The runners I am referring to is a new plant growing on a stem with it's own root system and leaves. I could cut it off and it would be a new amazon sword plant.
Yes, this is an inflorescence, with adventitious plants. You can leave them intact (this can be useful to fill in upper spaces), or when the adventitious plants have leaves and white roots an inch or preferably longer you can remove the plant from the inflorescence by pulling it gently downward along the stem. It usually comes off easily. Plant it in the substrate, it will in time attain the size of the parent plant. There will be two separate plants at each node along the inflorescence which will be readily seen if you remove them.
I will look into getting one of the two bulbs you mentioned. I believe the light I have now is ZooMed but I not for sure if it's UltraSun.
There are several tubes in the ZooMed line, as in the Hagen "Glo" line.
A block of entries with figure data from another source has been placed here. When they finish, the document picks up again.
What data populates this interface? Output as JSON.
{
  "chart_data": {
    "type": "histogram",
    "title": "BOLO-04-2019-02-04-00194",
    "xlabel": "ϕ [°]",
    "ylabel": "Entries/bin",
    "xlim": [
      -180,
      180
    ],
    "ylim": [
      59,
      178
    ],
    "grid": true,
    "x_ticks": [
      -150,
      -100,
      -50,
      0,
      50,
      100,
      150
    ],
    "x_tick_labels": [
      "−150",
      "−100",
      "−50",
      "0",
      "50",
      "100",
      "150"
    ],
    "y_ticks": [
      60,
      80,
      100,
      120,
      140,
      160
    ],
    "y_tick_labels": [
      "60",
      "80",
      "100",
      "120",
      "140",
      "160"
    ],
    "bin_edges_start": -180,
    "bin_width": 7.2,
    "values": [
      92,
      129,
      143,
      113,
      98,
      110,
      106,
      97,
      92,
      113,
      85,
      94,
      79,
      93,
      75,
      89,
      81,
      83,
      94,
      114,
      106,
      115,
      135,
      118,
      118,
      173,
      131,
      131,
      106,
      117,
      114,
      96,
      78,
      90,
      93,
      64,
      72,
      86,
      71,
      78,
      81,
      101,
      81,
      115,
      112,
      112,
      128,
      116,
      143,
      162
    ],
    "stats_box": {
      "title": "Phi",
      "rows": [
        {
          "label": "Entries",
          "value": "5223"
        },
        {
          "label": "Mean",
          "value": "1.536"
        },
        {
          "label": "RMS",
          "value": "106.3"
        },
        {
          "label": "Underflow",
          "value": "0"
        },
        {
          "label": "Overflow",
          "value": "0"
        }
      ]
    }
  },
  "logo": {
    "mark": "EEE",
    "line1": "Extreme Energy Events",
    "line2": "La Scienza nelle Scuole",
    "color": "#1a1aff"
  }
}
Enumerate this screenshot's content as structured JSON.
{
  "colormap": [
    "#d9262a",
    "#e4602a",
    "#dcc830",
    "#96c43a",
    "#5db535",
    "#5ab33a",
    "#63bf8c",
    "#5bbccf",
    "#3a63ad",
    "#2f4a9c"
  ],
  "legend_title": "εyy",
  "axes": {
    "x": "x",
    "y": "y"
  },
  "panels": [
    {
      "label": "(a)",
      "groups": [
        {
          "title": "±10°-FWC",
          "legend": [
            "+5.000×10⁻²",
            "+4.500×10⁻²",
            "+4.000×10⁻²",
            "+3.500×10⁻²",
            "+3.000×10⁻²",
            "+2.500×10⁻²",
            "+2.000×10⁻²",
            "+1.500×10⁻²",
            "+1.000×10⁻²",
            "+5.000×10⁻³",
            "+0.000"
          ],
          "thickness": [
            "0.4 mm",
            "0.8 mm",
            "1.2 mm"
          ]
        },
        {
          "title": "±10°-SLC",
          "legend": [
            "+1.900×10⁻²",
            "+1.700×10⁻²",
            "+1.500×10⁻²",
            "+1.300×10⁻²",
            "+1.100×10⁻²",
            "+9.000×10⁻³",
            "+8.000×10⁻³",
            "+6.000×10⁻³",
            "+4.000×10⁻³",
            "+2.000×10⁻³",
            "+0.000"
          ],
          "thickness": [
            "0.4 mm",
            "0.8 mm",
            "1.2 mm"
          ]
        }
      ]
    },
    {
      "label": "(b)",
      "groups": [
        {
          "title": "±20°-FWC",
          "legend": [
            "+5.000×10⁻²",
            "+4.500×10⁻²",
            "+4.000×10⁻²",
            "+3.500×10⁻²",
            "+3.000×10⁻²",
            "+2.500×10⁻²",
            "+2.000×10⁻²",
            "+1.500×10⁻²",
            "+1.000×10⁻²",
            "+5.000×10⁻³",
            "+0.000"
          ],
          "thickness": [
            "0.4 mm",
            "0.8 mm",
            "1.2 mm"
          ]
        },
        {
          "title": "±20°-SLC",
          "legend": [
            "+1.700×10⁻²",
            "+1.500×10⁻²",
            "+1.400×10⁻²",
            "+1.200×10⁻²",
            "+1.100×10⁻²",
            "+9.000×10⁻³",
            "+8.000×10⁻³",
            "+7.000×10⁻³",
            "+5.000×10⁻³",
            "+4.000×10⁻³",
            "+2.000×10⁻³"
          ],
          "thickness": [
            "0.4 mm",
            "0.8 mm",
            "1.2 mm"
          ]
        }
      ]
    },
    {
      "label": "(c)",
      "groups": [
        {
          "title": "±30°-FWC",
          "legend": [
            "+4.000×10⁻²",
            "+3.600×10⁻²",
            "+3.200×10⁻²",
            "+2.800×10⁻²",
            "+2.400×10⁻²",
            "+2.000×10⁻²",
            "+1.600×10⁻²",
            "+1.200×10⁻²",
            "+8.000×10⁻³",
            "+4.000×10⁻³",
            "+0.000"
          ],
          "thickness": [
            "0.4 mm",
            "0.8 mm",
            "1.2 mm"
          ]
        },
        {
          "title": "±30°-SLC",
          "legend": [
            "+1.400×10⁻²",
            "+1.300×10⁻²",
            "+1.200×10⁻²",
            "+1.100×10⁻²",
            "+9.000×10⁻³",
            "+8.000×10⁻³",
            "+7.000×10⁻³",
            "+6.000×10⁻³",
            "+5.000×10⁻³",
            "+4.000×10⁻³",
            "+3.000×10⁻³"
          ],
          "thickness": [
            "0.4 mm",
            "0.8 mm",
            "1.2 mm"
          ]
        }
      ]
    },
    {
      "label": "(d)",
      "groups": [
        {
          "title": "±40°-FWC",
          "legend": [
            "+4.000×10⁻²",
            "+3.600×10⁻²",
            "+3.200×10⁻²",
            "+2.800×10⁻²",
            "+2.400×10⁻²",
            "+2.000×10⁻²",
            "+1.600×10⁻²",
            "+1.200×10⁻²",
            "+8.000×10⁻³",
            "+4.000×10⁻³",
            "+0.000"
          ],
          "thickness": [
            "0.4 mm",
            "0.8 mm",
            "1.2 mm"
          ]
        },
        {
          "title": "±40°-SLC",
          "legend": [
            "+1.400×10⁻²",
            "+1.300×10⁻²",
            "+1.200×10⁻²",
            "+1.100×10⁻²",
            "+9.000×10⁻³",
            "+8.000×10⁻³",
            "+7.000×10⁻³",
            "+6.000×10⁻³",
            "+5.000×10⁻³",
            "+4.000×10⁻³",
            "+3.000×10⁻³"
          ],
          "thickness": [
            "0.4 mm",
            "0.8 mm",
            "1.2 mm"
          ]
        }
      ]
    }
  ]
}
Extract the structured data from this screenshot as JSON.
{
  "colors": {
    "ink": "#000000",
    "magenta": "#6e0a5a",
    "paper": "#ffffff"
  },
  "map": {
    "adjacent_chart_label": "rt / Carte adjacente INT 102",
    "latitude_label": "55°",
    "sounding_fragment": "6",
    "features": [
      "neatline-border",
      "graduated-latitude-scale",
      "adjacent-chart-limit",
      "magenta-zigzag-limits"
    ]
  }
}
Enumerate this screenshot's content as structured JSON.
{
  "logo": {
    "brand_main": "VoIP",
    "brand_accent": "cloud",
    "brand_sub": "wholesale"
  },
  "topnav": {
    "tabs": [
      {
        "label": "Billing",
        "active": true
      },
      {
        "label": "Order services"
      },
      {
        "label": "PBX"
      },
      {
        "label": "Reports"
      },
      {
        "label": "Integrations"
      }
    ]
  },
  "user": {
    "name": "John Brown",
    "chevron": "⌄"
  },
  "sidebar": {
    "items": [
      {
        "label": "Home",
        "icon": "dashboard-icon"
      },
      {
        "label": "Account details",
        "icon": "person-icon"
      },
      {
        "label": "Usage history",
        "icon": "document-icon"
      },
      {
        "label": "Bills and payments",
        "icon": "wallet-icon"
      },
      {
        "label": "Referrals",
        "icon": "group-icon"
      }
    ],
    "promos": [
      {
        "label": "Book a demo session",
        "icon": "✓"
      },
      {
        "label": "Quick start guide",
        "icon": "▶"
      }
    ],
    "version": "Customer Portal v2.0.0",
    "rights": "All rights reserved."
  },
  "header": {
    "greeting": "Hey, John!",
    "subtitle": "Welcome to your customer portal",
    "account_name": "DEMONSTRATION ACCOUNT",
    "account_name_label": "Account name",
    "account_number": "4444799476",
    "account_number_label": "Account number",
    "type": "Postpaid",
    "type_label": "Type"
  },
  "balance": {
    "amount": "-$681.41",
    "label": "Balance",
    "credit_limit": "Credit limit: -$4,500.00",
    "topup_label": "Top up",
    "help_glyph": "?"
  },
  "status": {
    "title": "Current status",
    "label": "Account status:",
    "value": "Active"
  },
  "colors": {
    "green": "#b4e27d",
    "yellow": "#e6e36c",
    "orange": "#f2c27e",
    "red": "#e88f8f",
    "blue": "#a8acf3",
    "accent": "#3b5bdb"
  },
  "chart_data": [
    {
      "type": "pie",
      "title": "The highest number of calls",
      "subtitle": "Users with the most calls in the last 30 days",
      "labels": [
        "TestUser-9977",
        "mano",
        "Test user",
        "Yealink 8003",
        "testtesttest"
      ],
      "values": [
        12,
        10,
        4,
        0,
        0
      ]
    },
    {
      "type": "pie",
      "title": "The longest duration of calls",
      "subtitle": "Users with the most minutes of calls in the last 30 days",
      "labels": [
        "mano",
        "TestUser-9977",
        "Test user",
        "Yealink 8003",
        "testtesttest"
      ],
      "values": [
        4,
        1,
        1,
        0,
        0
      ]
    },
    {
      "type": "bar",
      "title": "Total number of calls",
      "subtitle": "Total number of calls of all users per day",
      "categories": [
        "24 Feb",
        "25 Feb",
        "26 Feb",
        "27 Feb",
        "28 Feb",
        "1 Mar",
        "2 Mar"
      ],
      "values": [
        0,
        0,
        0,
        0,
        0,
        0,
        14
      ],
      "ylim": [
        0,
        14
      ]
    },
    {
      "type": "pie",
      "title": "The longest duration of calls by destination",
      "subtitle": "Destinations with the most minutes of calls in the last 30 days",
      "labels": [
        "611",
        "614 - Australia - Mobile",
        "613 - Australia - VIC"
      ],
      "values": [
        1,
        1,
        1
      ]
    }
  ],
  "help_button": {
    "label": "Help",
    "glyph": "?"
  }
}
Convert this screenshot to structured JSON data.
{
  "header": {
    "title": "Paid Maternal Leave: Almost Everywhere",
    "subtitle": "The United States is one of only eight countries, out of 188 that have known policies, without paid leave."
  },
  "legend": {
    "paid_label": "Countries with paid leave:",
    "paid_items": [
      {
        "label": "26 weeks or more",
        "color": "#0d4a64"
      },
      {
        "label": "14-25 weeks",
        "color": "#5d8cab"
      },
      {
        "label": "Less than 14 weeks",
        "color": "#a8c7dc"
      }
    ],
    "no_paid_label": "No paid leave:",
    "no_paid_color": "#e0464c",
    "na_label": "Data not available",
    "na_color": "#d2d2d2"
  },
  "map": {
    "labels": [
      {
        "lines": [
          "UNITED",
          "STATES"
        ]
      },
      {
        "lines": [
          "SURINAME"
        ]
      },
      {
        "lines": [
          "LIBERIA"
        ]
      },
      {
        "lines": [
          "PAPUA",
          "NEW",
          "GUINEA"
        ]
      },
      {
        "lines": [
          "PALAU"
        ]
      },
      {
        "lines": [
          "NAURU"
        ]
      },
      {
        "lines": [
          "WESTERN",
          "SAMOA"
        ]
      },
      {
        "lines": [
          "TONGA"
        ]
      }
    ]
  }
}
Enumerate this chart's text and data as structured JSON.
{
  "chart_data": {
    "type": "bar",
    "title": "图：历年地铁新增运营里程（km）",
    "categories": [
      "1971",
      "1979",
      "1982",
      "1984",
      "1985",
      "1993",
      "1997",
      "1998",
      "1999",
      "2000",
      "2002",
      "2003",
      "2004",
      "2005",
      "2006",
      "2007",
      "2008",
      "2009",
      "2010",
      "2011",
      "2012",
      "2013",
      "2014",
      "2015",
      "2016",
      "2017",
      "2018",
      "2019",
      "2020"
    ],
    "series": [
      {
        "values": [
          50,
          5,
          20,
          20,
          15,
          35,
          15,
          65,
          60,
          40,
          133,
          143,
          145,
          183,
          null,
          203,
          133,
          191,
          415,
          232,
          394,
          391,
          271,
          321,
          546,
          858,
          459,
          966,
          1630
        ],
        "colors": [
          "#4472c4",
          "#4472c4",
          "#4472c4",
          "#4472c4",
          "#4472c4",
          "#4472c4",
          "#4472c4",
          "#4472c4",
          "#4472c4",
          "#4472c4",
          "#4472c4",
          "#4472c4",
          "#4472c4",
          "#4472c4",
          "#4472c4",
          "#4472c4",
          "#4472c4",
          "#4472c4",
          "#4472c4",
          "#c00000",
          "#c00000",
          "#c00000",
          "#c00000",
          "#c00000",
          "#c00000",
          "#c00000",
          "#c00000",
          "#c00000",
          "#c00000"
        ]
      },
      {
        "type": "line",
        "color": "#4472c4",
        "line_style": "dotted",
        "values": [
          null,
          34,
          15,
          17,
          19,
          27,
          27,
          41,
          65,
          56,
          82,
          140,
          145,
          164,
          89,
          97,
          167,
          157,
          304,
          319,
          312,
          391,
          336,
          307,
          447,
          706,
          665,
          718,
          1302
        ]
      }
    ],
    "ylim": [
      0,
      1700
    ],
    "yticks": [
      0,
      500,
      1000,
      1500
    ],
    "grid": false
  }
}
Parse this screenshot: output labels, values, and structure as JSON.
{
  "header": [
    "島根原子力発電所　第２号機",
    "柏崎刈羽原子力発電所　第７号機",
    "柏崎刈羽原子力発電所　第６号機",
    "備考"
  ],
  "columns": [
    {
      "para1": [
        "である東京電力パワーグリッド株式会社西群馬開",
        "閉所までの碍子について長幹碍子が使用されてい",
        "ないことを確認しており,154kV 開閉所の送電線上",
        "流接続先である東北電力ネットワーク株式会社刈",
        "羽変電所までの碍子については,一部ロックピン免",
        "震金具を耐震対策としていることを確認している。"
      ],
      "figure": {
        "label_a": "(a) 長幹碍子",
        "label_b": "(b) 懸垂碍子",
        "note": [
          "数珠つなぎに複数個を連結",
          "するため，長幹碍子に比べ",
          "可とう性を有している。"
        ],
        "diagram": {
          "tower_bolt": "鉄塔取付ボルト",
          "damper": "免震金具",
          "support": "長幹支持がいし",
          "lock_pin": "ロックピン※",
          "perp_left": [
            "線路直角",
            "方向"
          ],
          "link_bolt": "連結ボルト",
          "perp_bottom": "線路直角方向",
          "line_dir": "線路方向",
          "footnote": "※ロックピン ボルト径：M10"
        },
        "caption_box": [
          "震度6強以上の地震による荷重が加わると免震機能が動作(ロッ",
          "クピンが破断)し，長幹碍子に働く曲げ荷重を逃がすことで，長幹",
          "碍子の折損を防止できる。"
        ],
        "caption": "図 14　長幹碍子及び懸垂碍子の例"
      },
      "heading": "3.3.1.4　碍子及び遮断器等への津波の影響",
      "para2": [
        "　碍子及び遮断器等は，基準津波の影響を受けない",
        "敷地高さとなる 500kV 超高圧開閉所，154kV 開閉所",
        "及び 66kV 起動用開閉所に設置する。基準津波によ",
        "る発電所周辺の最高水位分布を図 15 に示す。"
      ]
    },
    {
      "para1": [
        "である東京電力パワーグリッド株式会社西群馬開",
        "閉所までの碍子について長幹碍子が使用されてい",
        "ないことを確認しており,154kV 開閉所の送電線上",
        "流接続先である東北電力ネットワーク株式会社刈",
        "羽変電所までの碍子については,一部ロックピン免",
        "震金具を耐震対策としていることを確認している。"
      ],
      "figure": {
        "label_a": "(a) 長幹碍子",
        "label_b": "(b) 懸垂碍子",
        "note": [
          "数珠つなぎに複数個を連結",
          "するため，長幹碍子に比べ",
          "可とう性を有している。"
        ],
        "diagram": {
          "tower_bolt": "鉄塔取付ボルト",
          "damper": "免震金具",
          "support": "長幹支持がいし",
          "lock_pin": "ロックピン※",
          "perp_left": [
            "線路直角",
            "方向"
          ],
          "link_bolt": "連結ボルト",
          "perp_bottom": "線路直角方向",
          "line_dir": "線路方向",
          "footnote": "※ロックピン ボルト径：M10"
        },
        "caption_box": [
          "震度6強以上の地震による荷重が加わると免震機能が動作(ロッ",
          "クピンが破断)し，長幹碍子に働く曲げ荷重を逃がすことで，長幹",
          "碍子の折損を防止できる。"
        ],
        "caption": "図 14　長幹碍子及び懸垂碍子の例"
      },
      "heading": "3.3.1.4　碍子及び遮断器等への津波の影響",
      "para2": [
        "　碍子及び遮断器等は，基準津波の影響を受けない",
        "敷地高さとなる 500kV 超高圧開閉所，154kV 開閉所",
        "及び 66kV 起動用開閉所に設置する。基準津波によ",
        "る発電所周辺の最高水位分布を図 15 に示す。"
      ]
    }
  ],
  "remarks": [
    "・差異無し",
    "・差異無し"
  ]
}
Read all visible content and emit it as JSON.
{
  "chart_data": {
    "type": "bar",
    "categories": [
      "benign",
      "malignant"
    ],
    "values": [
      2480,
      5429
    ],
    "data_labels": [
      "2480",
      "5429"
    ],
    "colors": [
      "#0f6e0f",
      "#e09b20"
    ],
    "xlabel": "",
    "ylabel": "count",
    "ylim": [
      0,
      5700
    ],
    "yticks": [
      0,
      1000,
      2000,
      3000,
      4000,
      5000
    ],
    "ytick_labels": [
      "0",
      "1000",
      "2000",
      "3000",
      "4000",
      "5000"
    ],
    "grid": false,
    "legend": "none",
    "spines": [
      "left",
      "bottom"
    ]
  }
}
The two I mentioned are 6500K which is ideal plant light. But one of the others might do, I have used the Tropic Sun which is a lower K and thus "warmer" white. There are some bluish ones with a high K intended for marine tanks and less useful with plants on their own.
It's weird because you all said Cabomba wouldn't grow in light, but at point that was the only plant that grew in my 75 gallon with extremely low light. I looked at one of my old pictures and it was a few inches from the top of my 75 gallon. I lived in a different city so my starting water parameters were different such as hardness and pH. Again thanks for your help it is much appreciated.
You're welcome. You are sure it was Cabomba? This I have found to be high light requiring. But plants, like fish, don't read the literature and may have their own ideas.